Tutto il libro è attraversato dalla figura della donna, esposta e vulnerabile in una società che non riesce a comprenderla, e dunque donne per lo più incapaci di vedere i propri bisogni, relegate in un ruolo ben preciso che finisce per logorarle o distruggerle. Malate di consunzione (termine generico che copre una grandissima varietà di mali), le donne che Aline e Valcour cercano di salvare vengono tacciate di essere oggetto di qualcosa di più sovrannaturale, fino a condurre i loro cari a ricorrere al rito della seconda sepoltura: dissotterramento della bara, paletto nel cuore, taglio della testa. I rituali dei popoli più antichi e tradizionali messi a disposizione di un’America che si trova a vivere il male della peste vampirica, divampato anche in Europa dalla fine del XVII a metà del XVIII. Anche Aline e Valcour, in realtà non per la prima volta coinvolti nel male che distrugge e perseguita, si trovano ad affrontare, con i mezzi della scienza medica e con tutta la pazienza e saggezza dei loro caratteri (intenso è il male perché è anche un dramma psicologico), un’emergenza che si annida nei nuclei più piccoli della società, a combattere contro la paura, anche in se stessi, affrontando un demone che, sin dall’inizio, appare fermamente aggrovigliato al cervello umano, corpo e anima.

Lotta contro la morte e la pazzia (sociale e individuale, lì dove sono più intimamente uniti), il male (che si declina in molti modi) e la malattia (incentrata anche attorno al sangue, sangue che il vampiro beve e che Aline analizza scoprendo i batteri e i virus senza sapere di cosa si tratti), fioritura dei sentimenti, paesaggio mentale che va complicandosi con l’avanzare del libro, dislocarsi dei punti di rottura e dei confini, Ho freddo trasporta gradualmente il lettore in una dimensione in cui diventa difficile scorgere un termine finale alla ricerca, ottenere una risposta, nel complicarsi delle questioni e delle domande: un costituirsi naturale di altri piani di lettura, per una realtà che sa ancora comunicare con le emozioni, gli angoli bui della mente, gli spettri ancestrali che fanno parte del tessuto di ogni anima. Ricostruzione storica puntigliosa, per la quale l’autore ha visitato realmente i luoghi descritti e i registri dell’epoca (con un proprio sito web che illustra i retroscena del libro), arricchito di tutta la conoscenza del Secolo dei Lumi da parte del Manfredi. Conoscenza che arricchisce il discorso senza essere di impaccio all’azione, come quando è Aline a chiedersi “che paese è questo, dove bisogna giustificarsi di fronte alla servitù?”, spalancando al lettore, di colpo e quasi di inciso, l’abisso tra la vecchia Francia e il Nuovo Mondo, dove i problemi sociali sono forti, tra bianchi, e tesi con gli indigeni, così come mal si tollera qualunque cosa non rientri nella comune concezione di “normale”, cemento delle comunità locali, e rigida briglia mentale anche nelle famiglie più legate da sentimenti autentici.
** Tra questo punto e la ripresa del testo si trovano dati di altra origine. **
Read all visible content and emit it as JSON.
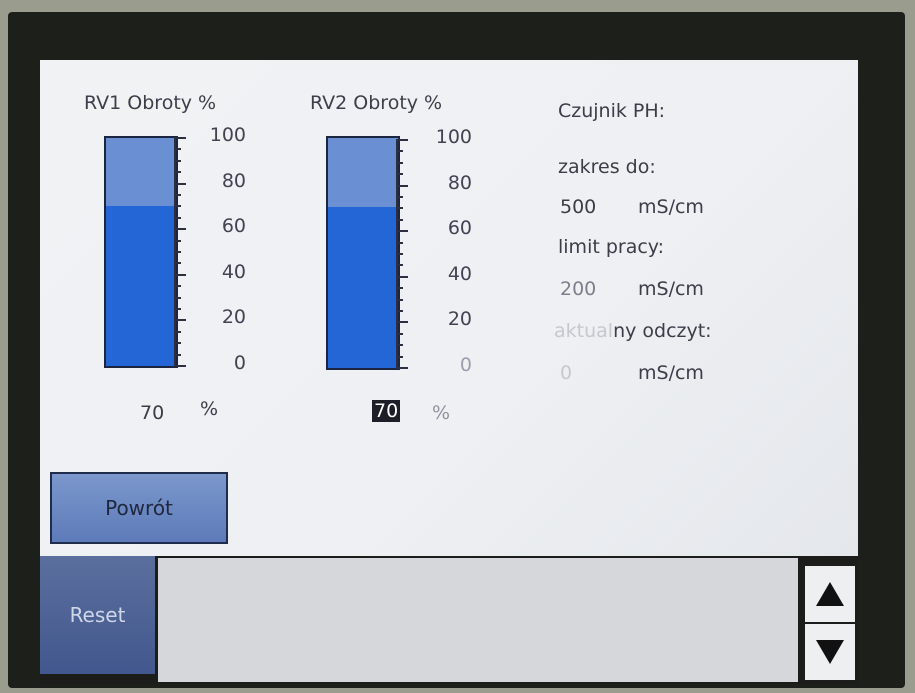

Un libro così ricco che resta al lettore sviscerarne il tessuto profondo.




Autore: Gianfranco Manfredi.
Titolo: Ho freddo.
Editore: Gargoyle Books.
Pagine: 546.
Prezzo: 16,00 euro.
Periodo di letture preferibile: L'autunno, la stagione di mezzo, con il vento e il profumo della vita che si ritira nelle profondità della terra.

1 commento:

  1. Gianfranco Manfredi ci trasporta nel New England di fine Settecento, tra ombre vecchie e nuove, alla caccia e nel tentativo di guarigione da un male interiore, sociale e spirituale: consunzione, vampirismo, religione e superstizione, ricreati nello stile del romanzo storico, da un profondo conoscitore del cuore umano e dell'Illuminismo francese, con le sue luci e ombre.